盡管他看不見,我還是下意識點了點頭:“是的,可以麻煩您嗎?”
“你說,我努努力。”
我吸了一口氣:“和您說的一樣,三個月前厲鬼出現在我面前,我想問的是,他已經逗留了多久?如今已經被污染到了什麽程度?”
那頭沉默了一會兒,翟路紀先生似乎是嘆了口氣:“哎,我,我其實也還不算特別能搞定這些事,這樣吧,你想辦法給他拍張照片,然後把照片發給我,我應該能看出來。”
我開始在腦子裏構思給他拍照要用什麽借口:“謝謝您。”
頓了頓,這個借口其實太簡單,很快就浮現在我的腦子裏,但同時另一個問題也接踵而至,速度之快讓我咋舌——“翟先生,我真的不能把一切都挑明嗎?”
“呃,關于這個,我——”
電話對面,另一個人的音色強行擠了進來:“你在想什麽,齊明,那天我就說過了,不要試圖打破平衡,不要試着觸犯規則。”
“我們誰都不知道那樣做的後果會是什麽。”
我現在立刻馬上就想要結束這段對話了。
“我很抱歉,時先生,翟先生……今天就到這裏吧,我還有一些事情,對不起,再見,希望沒有破壞你們的心情。”
“诶,齊——”
我挂斷了電話。
胸腔中的心髒仍然跳動的很快,這次我們将已經消失的緊張扔到一旁,這次的理由僅僅只是憤怒。
我此時此刻,感到史無前例的憤怒。
別誤會,這當然不是針對翟路紀先生和時先生,他們兩位是很好的人,已經幫了我許多,如果不是他們,也許等待我的就不會再是厲鬼而是惡鬼了,如果不是他們,我一輩子也無法看到救贖之道。
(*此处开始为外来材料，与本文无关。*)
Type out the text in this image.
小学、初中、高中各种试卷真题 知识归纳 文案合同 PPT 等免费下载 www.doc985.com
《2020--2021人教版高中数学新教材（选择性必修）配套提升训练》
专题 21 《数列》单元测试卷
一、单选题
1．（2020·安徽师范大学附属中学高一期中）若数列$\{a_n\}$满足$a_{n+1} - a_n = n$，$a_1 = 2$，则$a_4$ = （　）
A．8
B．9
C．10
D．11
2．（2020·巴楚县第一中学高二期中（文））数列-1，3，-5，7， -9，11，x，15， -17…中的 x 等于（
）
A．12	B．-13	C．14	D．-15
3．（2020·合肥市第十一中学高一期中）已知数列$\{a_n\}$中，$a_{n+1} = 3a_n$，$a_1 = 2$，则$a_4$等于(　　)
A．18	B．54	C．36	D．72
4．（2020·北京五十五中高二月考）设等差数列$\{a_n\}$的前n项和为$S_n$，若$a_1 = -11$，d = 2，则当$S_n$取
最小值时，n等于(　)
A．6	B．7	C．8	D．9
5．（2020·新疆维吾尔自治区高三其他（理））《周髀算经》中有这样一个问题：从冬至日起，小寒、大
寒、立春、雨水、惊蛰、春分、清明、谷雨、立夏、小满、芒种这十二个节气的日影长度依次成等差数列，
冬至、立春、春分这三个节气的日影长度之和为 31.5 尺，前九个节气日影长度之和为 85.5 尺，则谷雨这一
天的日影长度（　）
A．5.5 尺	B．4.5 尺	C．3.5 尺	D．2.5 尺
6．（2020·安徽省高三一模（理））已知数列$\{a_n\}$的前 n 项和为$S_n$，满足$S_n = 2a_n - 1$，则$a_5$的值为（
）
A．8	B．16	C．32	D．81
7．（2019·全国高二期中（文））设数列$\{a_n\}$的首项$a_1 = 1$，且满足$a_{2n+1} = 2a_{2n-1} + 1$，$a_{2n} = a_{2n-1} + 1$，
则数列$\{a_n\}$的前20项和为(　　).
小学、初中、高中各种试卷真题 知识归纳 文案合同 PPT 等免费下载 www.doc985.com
但是憤怒是永恒存在的,這份憤怒甚至已經在剛剛外洩膨脹遷徙,覆蓋到了他們二位的身上。
我對所謂的規則,所謂的平衡感到憤怒。
有人終其一生維護這份平衡,維護這份規則,為了世上的許多人,他們是沒錯的。然而有“人”不仁不義,無心無肺,只為一個所有有感情的生物都無法理解的理由毀掉我和愛人的人生。
我怎能不感到憤怒?不産生遷怒?……我怎能不憎恨?
……
然而,然而,然而我明白,有人正往前,有人正擔負,我需要做的,能夠做到的,僅有。
僅有,改變我能改變的現狀,尋找盡可能美好的未來。